I have a dataframe which includes the names of movie titles and TV Series.
From specific keywords I want to classify each row as Movie or Title according to these key words. However, due to brackets not having a space between the key words they are not being picked up by the str.contains()
funtion and I need to do a workaround.
This is my dataframe:
import pandas as pd
import numpy as np
watched_df = pd.DataFrame([['Love Death Robots (Episode 1)'],
['James Bond'],
['How I met your Mother (Avnsitt 3)'],
['random name'],
['Random movie 3 Episode 8383893']],
columns=['Title'])
watched_df.head()
To add the column that classifies the titles as TV series or Movies I have the following code.
watched_df["temporary_brackets_removed_title"] = watched_df['Title'].str.replace('(', '')
watched_df["Film_Type"] = np.where(watched_df.temporary_brackets_removed_title.astype(str).str.contains(pat = 'Episode | Avnsitt', case = False), 'Series', 'Movie')
watched_df = watched_df.drop('temporary_brackets_removed_title', 1)
watched_df.head()
Is there a simpler way to solve this without having to add and drop a column?
Maybe a str.contains
-like function that does not look at a string being the exact same but just containing the given word?
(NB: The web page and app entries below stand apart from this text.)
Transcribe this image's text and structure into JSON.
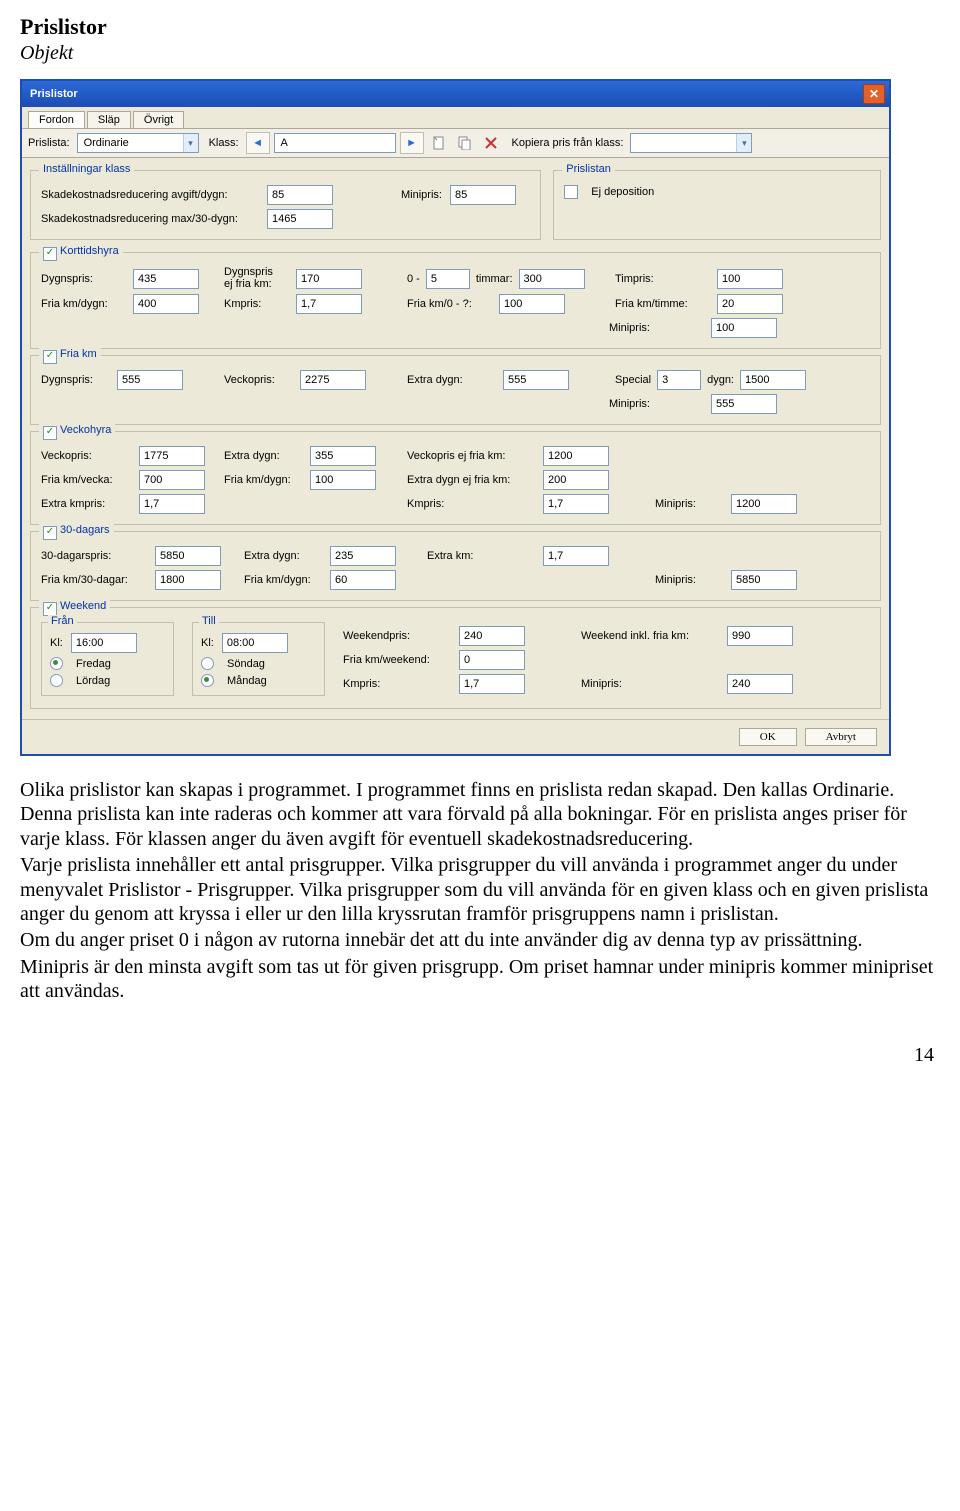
{
  "page": {
    "title": "Prislistor",
    "subtitle": "Objekt",
    "number": "14"
  },
  "window": {
    "title": "Prislistor"
  },
  "tabs": [
    "Fordon",
    "Släp",
    "Övrigt"
  ],
  "toolbar": {
    "prislista_lbl": "Prislista:",
    "prislista_val": "Ordinarie",
    "klass_lbl": "Klass:",
    "klass_val": "A",
    "kopiera_lbl": "Kopiera pris från klass:"
  },
  "inst": {
    "legend": "Inställningar klass",
    "reduc_lbl": "Skadekostnadsreducering avgift/dygn:",
    "reduc_val": "85",
    "mini_lbl": "Minipris:",
    "mini_val": "85",
    "max_lbl": "Skadekostnadsreducering max/30-dygn:",
    "max_val": "1465"
  },
  "prislistan": {
    "legend": "Prislistan",
    "ej_lbl": "Ej deposition"
  },
  "kortt": {
    "legend": "Korttidshyra",
    "dygnspris_lbl": "Dygnspris:",
    "dygnspris": "435",
    "dygnspris_ej_lbl": "Dygnspris\nej fria km:",
    "dygnspris_ej": "170",
    "nolldash": "0 -",
    "timmar_lbl": "timmar:",
    "hours": "5",
    "timval": "300",
    "timpris_lbl": "Timpris:",
    "timpris": "100",
    "friakmdygn_lbl": "Fria km/dygn:",
    "friakmdygn": "400",
    "kmpris_lbl": "Kmpris:",
    "kmpris": "1,7",
    "friakm0_lbl": "Fria km/0 - ?:",
    "friakm0": "100",
    "friakmtimme_lbl": "Fria km/timme:",
    "friakmtimme": "20",
    "mini_lbl": "Minipris:",
    "mini": "100"
  },
  "friakm": {
    "legend": "Fria km",
    "dygn_lbl": "Dygnspris:",
    "dygn": "555",
    "vecko_lbl": "Veckopris:",
    "vecko": "2275",
    "extra_lbl": "Extra dygn:",
    "extra": "555",
    "special_lbl": "Special",
    "special_n": "3",
    "special_dygn": "dygn:",
    "special_v": "1500",
    "mini_lbl": "Minipris:",
    "mini": "555"
  },
  "veckohyra": {
    "legend": "Veckohyra",
    "vecko_lbl": "Veckopris:",
    "vecko": "1775",
    "extra_lbl": "Extra dygn:",
    "extra": "355",
    "veckoej_lbl": "Veckopris ej fria km:",
    "veckoej": "1200",
    "friakmvecka_lbl": "Fria km/vecka:",
    "friakmvecka": "700",
    "friakmdygn_lbl": "Fria km/dygn:",
    "friakmdygn": "100",
    "extradygnej_lbl": "Extra dygn ej fria km:",
    "extradygnej": "200",
    "extrakmpris_lbl": "Extra kmpris:",
    "extrakmpris": "1,7",
    "kmpris_lbl": "Kmpris:",
    "kmpris": "1,7",
    "mini_lbl": "Minipris:",
    "mini": "1200"
  },
  "tretti": {
    "legend": "30-dagars",
    "pris_lbl": "30-dagarspris:",
    "pris": "5850",
    "extra_lbl": "Extra dygn:",
    "extra": "235",
    "extrakm_lbl": "Extra km:",
    "extrakm": "1,7",
    "friakm30_lbl": "Fria km/30-dagar:",
    "friakm30": "1800",
    "friakmdygn_lbl": "Fria km/dygn:",
    "friakmdygn": "60",
    "mini_lbl": "Minipris:",
    "mini": "5850"
  },
  "weekend": {
    "legend": "Weekend",
    "from_legend": "Från",
    "to_legend": "Till",
    "kl_lbl": "Kl:",
    "from_time": "16:00",
    "to_time": "08:00",
    "fredag": "Fredag",
    "lordag": "Lördag",
    "sondag": "Söndag",
    "mandag": "Måndag",
    "wp_lbl": "Weekendpris:",
    "wp": "240",
    "winkl_lbl": "Weekend inkl. fria km:",
    "winkl": "990",
    "fkmw_lbl": "Fria km/weekend:",
    "fkmw": "0",
    "kmpris_lbl": "Kmpris:",
    "kmpris": "1,7",
    "mini_lbl": "Minipris:",
    "mini": "240"
  },
  "buttons": {
    "ok": "OK",
    "cancel": "Avbryt"
  },
  "para": {
    "p1": "Olika prislistor kan skapas i programmet. I programmet finns en prislista redan skapad. Den kallas Ordinarie. Denna prislista kan inte raderas och kommer att vara förvald på alla bokningar. För en prislista anges priser för varje klass. För klassen anger du även avgift för eventuell skadekostnadsreducering.",
    "p2": "Varje prislista innehåller ett antal prisgrupper. Vilka prisgrupper du vill använda i programmet anger du under menyvalet Prislistor - Prisgrupper. Vilka prisgrupper som du vill använda för en given klass och en given prislista anger du genom att kryssa i eller ur den lilla kryssrutan framför prisgruppens namn i prislistan.",
    "p3": "Om du anger priset 0 i någon av rutorna innebär det att du inte använder dig av denna typ av prissättning.",
    "p4": "Minipris är den minsta avgift som tas ut för given prisgrupp. Om priset hamnar under minipris kommer minipriset att användas."
  }
}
Similar to how in SQL you have the "Like" functionality?
CodePudding user response:
You can use str.contains
and then map
the results:
watched_df['Film_Type'] = watched_df['Title'].str.contains(r'(?:Episode|Avnsitt)').map({True: 'Series', False: 'Movie'})
Output:
>>> watched_df
Title Film_Type
0 Love Death Robots (Episode 1) Series
1 James Bond Movie
2 How I met your Mother (Avnsitt 3) Series
3 random name Movie
4 Random movie 3 Episode 8383893 Series